As he swirls together his international troupe of writers, along with a fine prodigality of portraits, anecdotes and quotations, Mr. Thirlwell argues and sometimes goads at a universal mutual connection and influence.

That leads to the question of translation. Though he gives many examples of what is lost, he insists that even a mediocre translation will convey a writer's essence; his style, in other words. Style, he writes, citing Proust, is a matter of vision, not language.

He stands up for Constance Garnett's Victorian English versions of Tolstoy and Dostoyevsky, now unfashionable for having smoothed out the originals' rough edges. (For me, who first experienced the prodigious power of the Russians through Ms. Garnett, subsequent versions, if more accurate, cannot capture that sense of a first love. Indeed, they seem like bad imitations.)

He notes the influence of Sterne on both Machado de Assis and Pushkin, even though neither knew English and they both had to read him in a wretched French translation. He writes of the exiled Pole Witold Gombrowicz, sitting in a Buenos Aires cafe and working with Argentine friends to translate "Ferdydurke" (it became his best-known novel), even though he had little Spanish and they no Polish.

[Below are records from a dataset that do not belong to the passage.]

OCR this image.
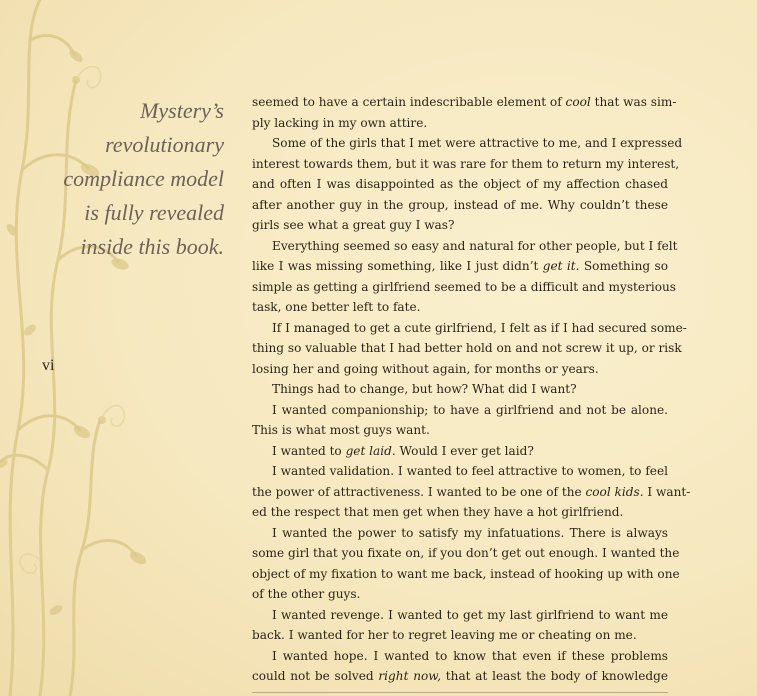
Mystery’s
revolutionary
compliance model
is fully revealed
inside this book.
vi
seemed to have a certain indescribable element of cool that was sim-
ply lacking in my own attire.
Some of the girls that I met were attractive to me, and I expressed
interest towards them, but it was rare for them to return my interest,
and often I was disappointed as the object of my affection chased
after another guy in the group, instead of me. Why couldn’t these
girls see what a great guy I was?
Everything seemed so easy and natural for other people, but I felt
like I was missing something, like I just didn’t get it. Something so
simple as getting a girlfriend seemed to be a difficult and mysterious
task, one better left to fate.
If I managed to get a cute girlfriend, I felt as if I had secured some-
thing so valuable that I had better hold on and not screw it up, or risk
losing her and going without again, for months or years.
Things had to change, but how? What did I want?
I wanted companionship; to have a girlfriend and not be alone.
This is what most guys want.
I wanted to get laid. Would I ever get laid?
I wanted validation. I wanted to feel attractive to women, to feel
the power of attractiveness. I wanted to be one of the cool kids. I want-
ed the respect that men get when they have a hot girlfriend.
I wanted the power to satisfy my infatuations. There is always
some girl that you fixate on, if you don’t get out enough. I wanted the
object of my fixation to want me back, instead of hooking up with one
of the other guys.
I wanted revenge. I wanted to get my last girlfriend to want me
back. I wanted for her to regret leaving me or cheating on me.
I wanted hope. I wanted to know that even if these problems
could not be solved right now, that at least the body of knowledge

He reproduces paragraphs of a wondrous French version of the supposedly untranslatable Ana Livia Plurabelle section of "Finnegans Wake," done by a group of French writers together with Joyce.

Naturally he cites Nabokov's increasingly quirky and rigid notion of translation, embodied in his literal word-for-word and unreadable version of "Eugene Onegin."

And then, as a reward to us and to pre-quirk Nabokov, he gives us his own translation of the short story "Mademoiselle O," first published in French in 1936, translated into English in 1943, then to Russian, then back to English (ending up as a chapter in "Speak, Memory"), and revised continually by Nabokov, as if art were not simply long but alive and still growing.

Mr. Thirlwell's version translates the unaltered original, and it is a treasure.